HC.4: longkanalen en hartpotentialen Flashcards
welk soort actiepotentiaal vindt plaats in de zenuwcel/skeletspiercel, ventriculaire en atriale hartspiercel en de pacemaker cel?
- zenuwcel/skeletspiercel: kort actiepotentiaal
- ventriculaire en atriale hartspiercel: snelle piek en dan plateau (slow wave)
- pacemaker cel:
waardoor ontstaat een vorm actiepotentiaal?
- tijdsduur van actiepotentiaal
- rust membraanpotentiaal
- soort ionkanalen
waaruit is en kanaaleiwit opgebouwd?
24 transmembraan helices. deze alfa-helices vormen vier setjes van zes helices, met middenin een voltage-sensor: de S4-helix. deze is positief geladen. de plaats van S4 verschuift bij verandering van membraanpotentiaal
welke 3 pace maker cellen kunnen een spontaan hartritme veroorzaken?
- SA knoop
- AV knoop
- Purkinje vezels
wat is typisch voor een ritme potentiaal?

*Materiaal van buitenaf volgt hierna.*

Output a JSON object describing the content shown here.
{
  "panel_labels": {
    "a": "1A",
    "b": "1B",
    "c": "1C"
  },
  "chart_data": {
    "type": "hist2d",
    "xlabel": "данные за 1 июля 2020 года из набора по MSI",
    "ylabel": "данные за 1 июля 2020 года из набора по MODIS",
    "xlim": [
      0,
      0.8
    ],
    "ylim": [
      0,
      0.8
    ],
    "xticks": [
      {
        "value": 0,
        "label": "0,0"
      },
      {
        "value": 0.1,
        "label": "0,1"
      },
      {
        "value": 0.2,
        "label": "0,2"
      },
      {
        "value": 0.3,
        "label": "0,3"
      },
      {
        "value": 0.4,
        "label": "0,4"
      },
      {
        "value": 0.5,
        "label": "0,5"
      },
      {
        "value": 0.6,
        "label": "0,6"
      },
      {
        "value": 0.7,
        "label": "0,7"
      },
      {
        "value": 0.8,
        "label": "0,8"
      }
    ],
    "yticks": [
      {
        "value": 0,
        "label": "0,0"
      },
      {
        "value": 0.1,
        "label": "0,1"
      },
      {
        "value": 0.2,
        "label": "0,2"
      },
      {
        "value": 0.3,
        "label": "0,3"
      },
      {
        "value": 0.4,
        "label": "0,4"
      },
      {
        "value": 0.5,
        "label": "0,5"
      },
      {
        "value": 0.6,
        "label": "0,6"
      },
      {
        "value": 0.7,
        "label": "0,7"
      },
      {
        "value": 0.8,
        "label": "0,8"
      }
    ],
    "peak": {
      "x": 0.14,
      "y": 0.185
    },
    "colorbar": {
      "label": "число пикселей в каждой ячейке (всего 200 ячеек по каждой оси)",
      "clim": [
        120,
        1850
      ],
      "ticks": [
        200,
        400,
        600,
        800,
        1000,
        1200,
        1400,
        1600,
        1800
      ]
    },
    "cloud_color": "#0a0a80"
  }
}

oplopen van membraanpotentiaal veroorzaakt door een natrium stroom = Ifunny current
waardoor wordt de sinusknoop geinnerveerd?
door pacemaker activiteit van de SA knoop bepaalt hartritme
welke 3 manieren zijn er om het hartritme omlaag te krijgen (parasympatisch = acetylcholine)?
- If wordt minder hierdoor duurt het langer voordat je bij de drempel waarde voor calcium bent
- K kanalen langer open waardoor de repolarisatie langer wordt
- Ca kanalen worden geremd hierdoor wordt de drempel waarde verhoogd
wat is hyperkaliemie en hypokaliemie?
hyper = verhoging extracellulair k
hypo = verlaging extracellulair K
wat is het effect van digoxine op de membraanpotentiaal?
depolarisatie omdat de drempel van ca kanaal omlaag is waardoor je eerder ca influx krijgt. NCX (= natrium-calcium exchanger) is belangrijkste effect laat eerder calcium binnen
waarom heeft digoxine nauwelijks effect op Ca instroom via Ca kanaal?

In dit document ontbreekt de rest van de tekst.